Somewhere in the thick of it all, I forgot to share the news that I had a poem chosen by Ted Kooser (Poet Laureate from 2004-2006) for his column, American Life in Poetry. The poem is called, "What It Looks Like to Us and the Words We Use" and recounts a conversation between a dear friend and I about the belief in God. To me, this is an exploration of belief, but also of naming. It's also a poem that I hope provides a common ground between my beliefs as an atheist and other people's religious beliefs. It's also about barns. Out here in the countryside of Lexington, KY these old tobacco barns sit on the soft rolling hills like forgotten statues. Many of them are still in use.
The poem also takes place in the Sonoma Valley Regional Park (one of my all time favorite places to hike). The Spanish Moss, the obsidian shards, all of that comes from the place where I grew up. I wrote this poem when I was living full-time in Sonoma in 2011. I used to hike there as a child with our dog, Dusty. A yellow lab who didn't think about God. Though sometimes we thought she was an old man who had been reincarnated in her body. We'd say, "Hey Lou, are you in there?"
And now I have said too much. But I wanted to tell you about the poem. Also, in the two days it's been out in the world I've received many sweet emails telling me how much they enjoyed the poem. The poem is part of the new book, Bright Dead Things, which is with my publisher, but may not be out for some time depending on the universe. If you'd like to hear the poem read, I recorded it this morning and it's over there ---> on the right hand column. Thank you for your kind notes and emails. That means the world to me.
Also, this week, we go live on buses in Atlanta. A new poem "Endings" will be featured and includes a story about a turtle. It's a true story. Those of you who know me, know that when I don't know what to say about a poem of mine, I just say, "That's true." Thank you, Atlanta! And now back to work.
Tuesday, October 01, 2013
All the leaves are falling in our front yard, the old sugar maple and its windmill seeds, and I just said to my friend Kristin, “Isn’t it weird that leaves actually fall? Look they are falling!” And they were. All over the picnic table like words on a page. Or maybe that’s too easy. They weren’t like words. Let’s not take that leap yet. They were just like leaves, simple and brown, and crumpled.
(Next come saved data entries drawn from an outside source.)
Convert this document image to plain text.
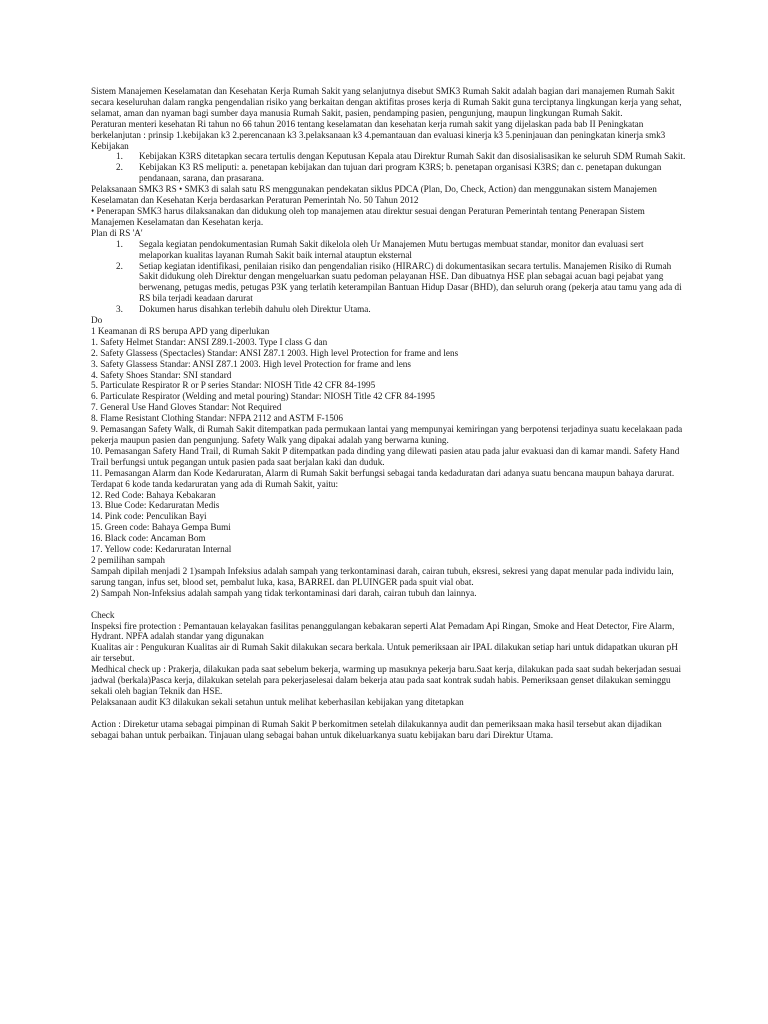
Sistem Manajemen Keselamatan dan Kesehatan Kerja Rumah Sakit yang selanjutnya disebut SMK3 Rumah Sakit adalah bagian dari manajemen Rumah Sakit secara keseluruhan dalam rangka pengendalian risiko yang berkaitan dengan aktifitas proses kerja di Rumah Sakit guna terciptanya lingkungan kerja yang sehat, selamat, aman dan nyaman bagi sumber daya manusia Rumah Sakit, pasien, pendamping pasien, pengunjung, maupun lingkungan Rumah Sakit.

Peraturan menteri kesehatan Ri tahun no 66 tahun 2016 tentang keselamatan dan kesehatan kerja rumah sakit yang dijelaskan pada bab II Peningkatan berkelanjutan : prinsip 1.kebijakan k3 2.perencanaan k3 3.pelaksanaan k3 4.pemantauan dan evaluasi kinerja k3 5.peninjauan dan peningkatan kinerja smk3

Kebijakan

1.	Kebijakan K3RS ditetapkan secara tertulis dengan Keputusan Kepala atau Direktur Rumah Sakit dan disosialisasikan ke seluruh SDM Rumah Sakit.
2.	Kebijakan K3 RS meliputi: a. penetapan kebijakan dan tujuan dari program K3RS; b. penetapan organisasi K3RS; dan c. penetapan dukungan pendanaan, sarana, dan prasarana.

Pelaksanaan SMK3 RS • SMK3 di salah satu RS menggunakan pendekatan siklus PDCA (Plan, Do, Check, Action) dan menggunakan sistem Manajemen Keselamatan dan Kesehatan Kerja berdasarkan Peraturan Pemerintah No. 50 Tahun 2012

• Penerapan SMK3 harus dilaksanakan dan didukung oleh top manajemen atau direktur sesuai dengan Peraturan Pemerintah tentang Penerapan Sistem Manajemen Keselamatan dan Kesehatan kerja.

Plan di RS 'A'

1.	Segala kegiatan pendokumentasian Rumah Sakit dikelola oleh Ur Manajemen Mutu bertugas membuat standar, monitor dan evaluasi sert melaporkan kualitas layanan Rumah Sakit baik internal atauptun eksternal
2.	Setiap kegiatan identifikasi, penilaian risiko dan pengendalian risiko (HIRARC) di dokumentasikan secara tertulis. Manajemen Risiko di Rumah Sakit didukung oleh Direktur dengan mengeluarkan suatu pedoman pelayanan HSE. Dan dibuatnya HSE plan sebagai acuan bagi pejabat yang berwenang, petugas medis, petugas P3K yang terlatih keterampilan Bantuan Hidup Dasar (BHD), dan seluruh orang (pekerja atau tamu yang ada di RS bila terjadi keadaan darurat
3.	Dokumen harus disahkan terlebih dahulu oleh Direktur Utama.

Do

1 Keamanan di RS berupa APD yang diperlukan

1. Safety Helmet Standar: ANSI Z89.1-2003. Type I class G dan

2. Safety Glassess (Spectacles) Standar: ANSI Z87.1 2003. High level Protection for frame and lens

3. Safety Glassess Standar: ANSI Z87.1 2003. High level Protection for frame and lens

4. Safety Shoes Standar: SNI standard

5. Particulate Respirator R or P series Standar: NIOSH Title 42 CFR 84-1995

6. Particulate Respirator (Welding and metal pouring) Standar: NIOSH Title 42 CFR 84-1995

7. General Use Hand Gloves Standar: Not Required

8. Flame Resistant Clothing Standar: NFPA 2112 and ASTM F-1506

9. Pemasangan Safety Walk, di Rumah Sakit ditempatkan pada permukaan lantai yang mempunyai kemiringan yang berpotensi terjadinya suatu kecelakaan pada pekerja maupun pasien dan pengunjung. Safety Walk yang dipakai adalah yang berwarna kuning.

10. Pemasangan Safety Hand Trail, di Rumah Sakit P ditempatkan pada dinding yang dilewati pasien atau pada jalur evakuasi dan di kamar mandi. Safety Hand Trail berfungsi untuk pegangan untuk pasien pada saat berjalan kaki dan duduk.

11. Pemasangan Alarm dan Kode Kedaruratan, Alarm di Rumah Sakit berfungsi sebagai tanda kedaduratan dari adanya suatu bencana maupun bahaya darurat. Terdapat 6 kode tanda kedaruratan yang ada di Rumah Sakit, yaitu:

12. Red Code: Bahaya Kebakaran

13. Blue Code: Kedaruratan Medis

14. Pink code: Penculikan Bayi

15. Green code: Bahaya Gempa Bumi

16. Black code: Ancaman Bom

17. Yellow code: Kedaruratan Internal

2 pemilihan sampah

Sampah dipilah menjadi 2 1)sampah Infeksius adalah sampah yang terkontaminasi darah, cairan tubuh, eksresi, sekresi yang dapat menular pada individu lain, sarung tangan, infus set, blood set, pembalut luka, kasa, BARREL dan PLUINGER pada spuit vial obat.

2) Sampah Non-Infeksius adalah sampah yang tidak terkontaminasi dari darah, cairan tubuh dan lainnya.

Check

Inspeksi fire protection : Pemantauan kelayakan fasilitas penanggulangan kebakaran seperti Alat Pemadam Api Ringan, Smoke and Heat Detector, Fire Alarm, Hydrant. NPFA adalah standar yang digunakan

Kualitas air : Pengukuran Kualitas air di Rumah Sakit dilakukan secara berkala. Untuk pemeriksaan air IPAL dilakukan setiap hari untuk didapatkan ukuran pH air tersebut.

Medhical check up : Prakerja, dilakukan pada saat sebelum bekerja, warming up masuknya pekerja baru.Saat kerja, dilakukan pada saat sudah bekerjadan sesuai jadwal (berkala)Pasca kerja, dilakukan setelah para pekerjaselesai dalam bekerja atau pada saat kontrak sudah habis. Pemeriksaan genset dilakukan seminggu sekali oleh bagian Teknik dan HSE.

Pelaksanaan audit K3 dilakukan sekali setahun untuk melihat keberhasilan kebijakan yang ditetapkan

Action : Direketur utama sebagai pimpinan di Rumah Sakit P berkomitmen setelah dilakukannya audit dan pemeriksaan maka hasil tersebut akan dijadikan sebagai bahan untuk perbaikan. Tinjauan ulang sebagai bahan untuk dikeluarkanya suatu kebijakan baru dari Direktur Utama.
It’s easy to want the metaphor. It makes life easier. I was recently reading this book, The Happiness Hypothesis and the author Haidt says, “Human thinking depends on metaphor. We understand new or complex things in relation to things we already know.” And, “It’s also hard to think about the mind, but once you pick a metaphor it will guide your thinking.” This, I think, is a powerful argument for the necessity of reading, writing, listening to, and memorizing poetry. What if it can help us organize our weird life's journey better? What if what it accomplishes is simply that life can be more easily lived, can be made beautifully clearer, can be shrunk to a size more swallow-able?
When I was fifteen I understood loss by repeating the Bishop line, “I lost my mother’s watch once,” which meant that great loss was still to come. Heartbreak was to me the Robert Hass line, “Bees in the heart, then scorpions, maggots, and then ash.” Homesickness was the Yeats line, “ I will arise and go now, and go to Innisfree.” And so forth. If what Haidt says is true, then these lines are actually allowing me to understand my own life in a way that makes it more manageable.
And that doesn’t even begin to tackle what might be the benefits of making your own metaphors to help you through the tougher topics. Those of us who write, know this to be true. What you cannot explain, you can at least explore. You can find a way through it. Or simply find a way through.
That made me think of the swimmer, the fabulous female powerhouse Diana Nyad who used the phrase, “Find a Way” to help her cross shark-infested waves (I know, I know, why?). “Find a Way” is so much easier than saying CROSS THIS ENTIRE FREAKIN’ GULF OF MEXICO.” Find a way. Find a way. Find a way. All the way across the gulf.
And some how we do. I've been saying that to myself. Find a way. This is new for me, as it used to be "Choose a way." I am finding a way to do this.
In California, I read poems in my hometown bookstore. Oh the crowd! Oh my home town heart.
In Kentucky, I taught and read and mingled with the amazing minds of the Kentucky Women Writers Conference.
And then Lucas and I got to play host to Dawn Lundy Martin, Stephanie Hopkins, and Kirstin Dombek. We sat around the fire pit and talked about the power of narrative, the possibility of language, and then it all got a little fuzzy. Oh bourbon in the bloodstream.
And now, on Thursday I read for the young adults of Teen Howl and then fly to Brattleboro for the Literary Festival. And the poetry doesn’t stop. It finds a way. Find a way. Find a way. The leaves are actually falling and they are not like words at all. The words come from you.